Privacy Policy

Last Updated: January 25, 2026

CardCrush Sports ("we," "our," or "us") is committed to protecting your privacy. This Privacy Policy explains how we collect, use, disclose, and safeguard your information when you use our sports card scanning and collection management service.

1. Information We Collect

1.1 Personal Information

When you register for an account, we collect:

  • Email address
  • Account credentials (encrypted password)
  • Profile information (username, avatar)
  • Payment information (processed securely through third-party providers)

1.2 Card Collection Data

When you use our scanning service, we collect:

  • Images of your sports cards (front and back)
  • Card metadata (player names, teams, years, sets)
  • Collection organization preferences
  • Physical location tracking data (if enabled)

1.3 Usage Information

We automatically collect:

  • Device information (browser type, operating system)
  • IP address and general location data
  • Usage patterns and feature interactions
  • Performance and error logs

1.4 Camera & Device Permissions

CardFlux uses your device camera solely to scan trading cards for identification purposes. Camera access is only requested when you initiate a scan and is not used for any other purpose.

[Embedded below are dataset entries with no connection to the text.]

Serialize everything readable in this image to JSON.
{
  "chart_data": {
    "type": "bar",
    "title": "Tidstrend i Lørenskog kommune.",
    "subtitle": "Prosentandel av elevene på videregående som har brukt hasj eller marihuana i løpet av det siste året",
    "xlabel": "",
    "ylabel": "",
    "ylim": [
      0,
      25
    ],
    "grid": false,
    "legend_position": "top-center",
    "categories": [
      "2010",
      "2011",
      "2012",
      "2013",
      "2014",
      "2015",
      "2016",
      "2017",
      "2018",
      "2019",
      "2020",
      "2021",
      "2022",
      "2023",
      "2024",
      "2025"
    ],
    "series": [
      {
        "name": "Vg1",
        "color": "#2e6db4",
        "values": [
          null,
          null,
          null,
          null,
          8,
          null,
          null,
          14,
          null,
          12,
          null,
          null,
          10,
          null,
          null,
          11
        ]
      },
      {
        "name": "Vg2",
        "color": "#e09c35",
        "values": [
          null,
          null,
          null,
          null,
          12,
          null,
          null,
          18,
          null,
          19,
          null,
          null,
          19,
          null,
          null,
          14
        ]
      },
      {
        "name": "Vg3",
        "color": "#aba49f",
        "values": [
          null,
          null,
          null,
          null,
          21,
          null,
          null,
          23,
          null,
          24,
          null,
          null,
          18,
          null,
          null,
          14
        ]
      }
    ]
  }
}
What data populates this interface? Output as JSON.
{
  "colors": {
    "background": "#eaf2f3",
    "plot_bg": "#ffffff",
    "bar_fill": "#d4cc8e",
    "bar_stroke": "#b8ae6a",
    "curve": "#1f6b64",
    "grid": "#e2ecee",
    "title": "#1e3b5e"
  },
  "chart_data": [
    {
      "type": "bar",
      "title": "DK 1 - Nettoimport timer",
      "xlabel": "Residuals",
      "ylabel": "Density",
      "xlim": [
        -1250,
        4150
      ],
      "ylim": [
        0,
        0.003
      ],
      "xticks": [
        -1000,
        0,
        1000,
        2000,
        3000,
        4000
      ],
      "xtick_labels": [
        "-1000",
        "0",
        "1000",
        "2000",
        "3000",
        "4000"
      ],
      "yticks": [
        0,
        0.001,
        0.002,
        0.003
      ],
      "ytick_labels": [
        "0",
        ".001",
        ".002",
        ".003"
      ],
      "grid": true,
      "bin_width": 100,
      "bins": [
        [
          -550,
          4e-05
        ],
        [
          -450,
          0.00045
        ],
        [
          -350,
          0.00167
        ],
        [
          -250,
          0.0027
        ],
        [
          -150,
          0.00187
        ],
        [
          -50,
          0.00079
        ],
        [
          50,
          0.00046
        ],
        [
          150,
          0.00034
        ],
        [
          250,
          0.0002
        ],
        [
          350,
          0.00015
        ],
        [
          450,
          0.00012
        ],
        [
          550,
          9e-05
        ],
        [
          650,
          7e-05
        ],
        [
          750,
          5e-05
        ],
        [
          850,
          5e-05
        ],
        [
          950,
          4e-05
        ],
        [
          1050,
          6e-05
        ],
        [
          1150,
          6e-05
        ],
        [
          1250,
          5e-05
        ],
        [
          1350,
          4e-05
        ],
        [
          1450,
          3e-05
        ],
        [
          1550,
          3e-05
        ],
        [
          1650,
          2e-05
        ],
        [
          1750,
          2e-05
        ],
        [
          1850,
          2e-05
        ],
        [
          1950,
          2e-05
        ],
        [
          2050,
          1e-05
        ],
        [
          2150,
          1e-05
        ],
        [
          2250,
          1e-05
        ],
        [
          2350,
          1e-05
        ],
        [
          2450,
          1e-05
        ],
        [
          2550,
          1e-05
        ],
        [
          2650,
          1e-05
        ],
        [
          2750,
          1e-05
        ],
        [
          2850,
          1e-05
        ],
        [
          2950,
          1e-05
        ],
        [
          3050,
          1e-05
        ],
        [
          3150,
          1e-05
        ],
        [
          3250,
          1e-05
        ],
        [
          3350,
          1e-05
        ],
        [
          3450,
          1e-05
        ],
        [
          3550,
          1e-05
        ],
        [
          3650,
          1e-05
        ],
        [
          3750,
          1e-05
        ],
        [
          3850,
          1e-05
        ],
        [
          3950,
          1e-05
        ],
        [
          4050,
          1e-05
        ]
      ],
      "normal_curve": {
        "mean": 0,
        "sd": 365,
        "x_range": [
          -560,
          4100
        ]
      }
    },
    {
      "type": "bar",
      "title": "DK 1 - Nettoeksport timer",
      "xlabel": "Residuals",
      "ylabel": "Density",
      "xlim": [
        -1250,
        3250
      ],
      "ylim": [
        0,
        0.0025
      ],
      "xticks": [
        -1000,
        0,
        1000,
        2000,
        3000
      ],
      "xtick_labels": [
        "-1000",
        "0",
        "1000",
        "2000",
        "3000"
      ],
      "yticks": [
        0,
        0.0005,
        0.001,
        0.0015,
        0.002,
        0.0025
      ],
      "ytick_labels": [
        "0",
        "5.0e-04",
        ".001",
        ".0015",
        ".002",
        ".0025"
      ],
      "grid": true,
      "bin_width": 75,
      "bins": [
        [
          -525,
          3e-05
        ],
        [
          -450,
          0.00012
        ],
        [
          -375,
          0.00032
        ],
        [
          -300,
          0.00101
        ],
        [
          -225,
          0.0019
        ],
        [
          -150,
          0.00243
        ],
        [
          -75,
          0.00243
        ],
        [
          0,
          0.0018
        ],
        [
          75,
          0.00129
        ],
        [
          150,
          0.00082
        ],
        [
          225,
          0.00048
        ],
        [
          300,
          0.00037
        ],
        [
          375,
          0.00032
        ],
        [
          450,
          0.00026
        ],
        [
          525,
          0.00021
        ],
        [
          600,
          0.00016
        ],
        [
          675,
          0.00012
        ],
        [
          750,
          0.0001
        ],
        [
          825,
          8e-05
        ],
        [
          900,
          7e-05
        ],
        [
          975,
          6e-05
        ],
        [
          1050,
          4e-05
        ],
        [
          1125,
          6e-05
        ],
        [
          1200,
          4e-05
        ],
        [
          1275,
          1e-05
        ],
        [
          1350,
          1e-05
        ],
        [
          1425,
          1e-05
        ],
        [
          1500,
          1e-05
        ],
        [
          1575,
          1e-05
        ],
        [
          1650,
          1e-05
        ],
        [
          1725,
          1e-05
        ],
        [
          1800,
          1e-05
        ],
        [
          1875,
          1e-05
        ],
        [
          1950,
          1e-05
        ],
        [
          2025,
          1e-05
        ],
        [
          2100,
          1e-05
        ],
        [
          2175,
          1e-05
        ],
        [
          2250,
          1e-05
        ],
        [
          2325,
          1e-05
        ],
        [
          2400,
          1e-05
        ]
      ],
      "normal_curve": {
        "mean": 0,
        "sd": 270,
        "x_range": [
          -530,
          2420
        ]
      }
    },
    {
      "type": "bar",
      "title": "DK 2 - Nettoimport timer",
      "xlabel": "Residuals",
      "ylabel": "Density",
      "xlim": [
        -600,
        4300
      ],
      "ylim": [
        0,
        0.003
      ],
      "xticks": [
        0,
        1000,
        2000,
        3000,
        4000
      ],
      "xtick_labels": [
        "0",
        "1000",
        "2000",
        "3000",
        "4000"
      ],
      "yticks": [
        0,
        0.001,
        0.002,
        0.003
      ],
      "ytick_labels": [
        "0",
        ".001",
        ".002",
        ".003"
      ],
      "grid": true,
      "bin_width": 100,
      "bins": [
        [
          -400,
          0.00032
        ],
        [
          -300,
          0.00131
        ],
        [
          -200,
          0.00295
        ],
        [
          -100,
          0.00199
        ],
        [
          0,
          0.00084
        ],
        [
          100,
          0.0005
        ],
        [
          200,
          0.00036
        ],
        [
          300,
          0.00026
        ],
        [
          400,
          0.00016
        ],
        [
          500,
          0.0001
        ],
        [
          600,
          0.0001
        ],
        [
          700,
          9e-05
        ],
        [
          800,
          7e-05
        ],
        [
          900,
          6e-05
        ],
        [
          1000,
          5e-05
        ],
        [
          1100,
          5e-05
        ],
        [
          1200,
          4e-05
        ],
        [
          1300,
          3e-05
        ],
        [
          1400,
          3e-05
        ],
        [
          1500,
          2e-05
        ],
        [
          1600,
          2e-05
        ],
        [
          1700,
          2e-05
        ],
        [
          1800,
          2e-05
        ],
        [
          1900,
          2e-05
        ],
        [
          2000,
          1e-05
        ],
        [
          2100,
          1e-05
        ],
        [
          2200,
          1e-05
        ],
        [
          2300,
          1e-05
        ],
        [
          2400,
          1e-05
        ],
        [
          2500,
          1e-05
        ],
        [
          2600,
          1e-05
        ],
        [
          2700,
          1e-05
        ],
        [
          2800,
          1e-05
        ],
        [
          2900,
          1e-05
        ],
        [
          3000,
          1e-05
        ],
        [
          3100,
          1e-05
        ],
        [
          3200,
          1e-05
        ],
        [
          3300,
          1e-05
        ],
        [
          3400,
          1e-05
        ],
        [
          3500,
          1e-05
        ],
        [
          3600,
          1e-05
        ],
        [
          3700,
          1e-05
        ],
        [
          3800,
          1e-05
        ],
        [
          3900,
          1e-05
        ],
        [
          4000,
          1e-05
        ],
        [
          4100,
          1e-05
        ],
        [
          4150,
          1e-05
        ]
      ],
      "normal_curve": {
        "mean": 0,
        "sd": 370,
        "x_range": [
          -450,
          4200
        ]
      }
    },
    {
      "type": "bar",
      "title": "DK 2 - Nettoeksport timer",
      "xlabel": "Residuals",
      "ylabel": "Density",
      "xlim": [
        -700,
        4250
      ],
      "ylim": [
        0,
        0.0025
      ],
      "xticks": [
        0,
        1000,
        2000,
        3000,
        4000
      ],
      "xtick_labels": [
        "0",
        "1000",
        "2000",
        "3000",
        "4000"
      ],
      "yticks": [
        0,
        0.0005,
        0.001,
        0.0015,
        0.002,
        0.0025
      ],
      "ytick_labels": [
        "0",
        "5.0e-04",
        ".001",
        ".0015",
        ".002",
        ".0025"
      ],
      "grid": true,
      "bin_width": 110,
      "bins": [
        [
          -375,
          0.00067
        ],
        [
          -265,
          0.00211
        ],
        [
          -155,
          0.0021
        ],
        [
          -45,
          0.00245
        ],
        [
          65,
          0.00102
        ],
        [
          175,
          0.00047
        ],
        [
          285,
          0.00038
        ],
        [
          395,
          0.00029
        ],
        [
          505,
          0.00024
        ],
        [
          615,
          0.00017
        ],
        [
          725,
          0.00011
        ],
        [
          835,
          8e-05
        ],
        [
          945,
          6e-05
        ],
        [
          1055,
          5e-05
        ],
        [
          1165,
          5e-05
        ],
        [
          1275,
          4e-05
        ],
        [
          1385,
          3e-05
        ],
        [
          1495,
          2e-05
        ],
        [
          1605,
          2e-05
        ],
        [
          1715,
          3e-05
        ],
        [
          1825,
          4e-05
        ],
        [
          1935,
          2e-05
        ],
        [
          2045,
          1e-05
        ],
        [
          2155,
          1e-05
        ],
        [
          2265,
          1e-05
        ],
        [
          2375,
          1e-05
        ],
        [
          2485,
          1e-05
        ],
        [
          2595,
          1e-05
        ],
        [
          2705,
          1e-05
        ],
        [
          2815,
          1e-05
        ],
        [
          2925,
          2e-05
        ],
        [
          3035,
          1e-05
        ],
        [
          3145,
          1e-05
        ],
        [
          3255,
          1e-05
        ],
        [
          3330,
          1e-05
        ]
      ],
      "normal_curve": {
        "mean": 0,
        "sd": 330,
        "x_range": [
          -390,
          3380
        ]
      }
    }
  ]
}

  • Camera images are processed locally or sent to our servers only when you explicitly upload a card for scanning
  • We do not store camera images unless explicitly uploaded by the user
  • No background camera access is requested or used

2. How We Use Your Information

We use your information to:

  • Provide and maintain our card scanning and collection management services
  • Process your card images using AI to identify and catalog cards
  • Enable collection organization, search, and management features
  • Process payments and manage subscriptions
  • Send service-related notifications and updates
  • Improve our services through analytics and user feedback
  • Detect and prevent fraud or unauthorized access
  • Comply with legal obligations

3. Legal Basis for Processing (GDPR)

Under the General Data Protection Regulation (GDPR), we process your data based on:

  • Consent: You have given clear consent for us to process your personal data for specific purposes
  • Contract: Processing is necessary to fulfill our service agreement with you
  • Legal Obligation: Processing is necessary to comply with applicable laws
  • Legitimate Interest: Processing is necessary for our legitimate business interests, such as improving our services

4. Data Sharing and Disclosure

We do not sell user data — ever. We may share your data only with:

4.1 Service Providers

  • Cloud hosting and storage providers (Supabase)
  • AI processing services (OpenAI) for card identification
  • Payment processors for subscription management
  • Email service providers for communications

4.2 Legal Requirements

We may disclose your information when required by law or to protect our rights, safety, or property.

5. Your Rights (GDPR)

Under GDPR, you have the right to:

  • Access: Request copies of your personal data
  • Rectification: Request correction of inaccurate data
  • Erasure: Request deletion of your personal data
  • Restrict Processing: Request limitation of data processing
  • Data Portability: Receive your data in a portable format
  • Object: Object to data processing based on legitimate interests
  • Withdraw Consent: Withdraw consent at any time

To exercise these rights, please contact us at support@cardflux.io

6. Cookies and Tracking

We use cookies and similar technologies for:

  • Essential Cookies: Required for basic site functionality
  • Functional Cookies: Remember your preferences and settings
  • Analytics Cookies: Help us understand how you use our service

You can manage your cookie preferences through our cookie settings banner or your browser settings.

7. Data Security

We implement industry-standard security measures to protect your data, including:

  • Encryption of data in transit and at rest
  • Regular security audits and monitoring
  • Secure authentication mechanisms
  • Access controls and data minimization
  • Regular backups and disaster recovery procedures

However, no method of transmission over the internet is 100% secure. We cannot guarantee absolute security.

8. Data Retention

We retain your personal data only as long as necessary to provide our services and comply with legal obligations:

  • Account data: Retained while your account is active
  • Card collection data: Retained until you delete it or close your account
  • Transaction records: Retained for 7 years for tax and accounting purposes
  • Usage logs: Retained for 90 days unless required for security investigations

9. International Data Transfers

Your data may be transferred to and processed in countries outside your jurisdiction. We ensure appropriate safeguards are in place, including:

  • Standard Contractual Clauses approved by the European Commission
  • Adequacy decisions for data transfers
  • Data Processing Agreements with service providers

10. Children's Privacy

Our service is not intended for children under 13 years of age. We do not knowingly collect personal information from children. If you believe we have collected data from a child, please contact us immediately.

11. Changes to This Policy

We may update this Privacy Policy periodically. We will notify you of significant changes by email or through a prominent notice on our service. Your continued use after changes constitutes acceptance of the updated policy.

12. Contact Us

For privacy-related questions or to exercise your rights:

CardFlux

Email: support@cardflux.io

For GDPR-related inquiries, you also have the right to lodge a complaint with your local data protection authority.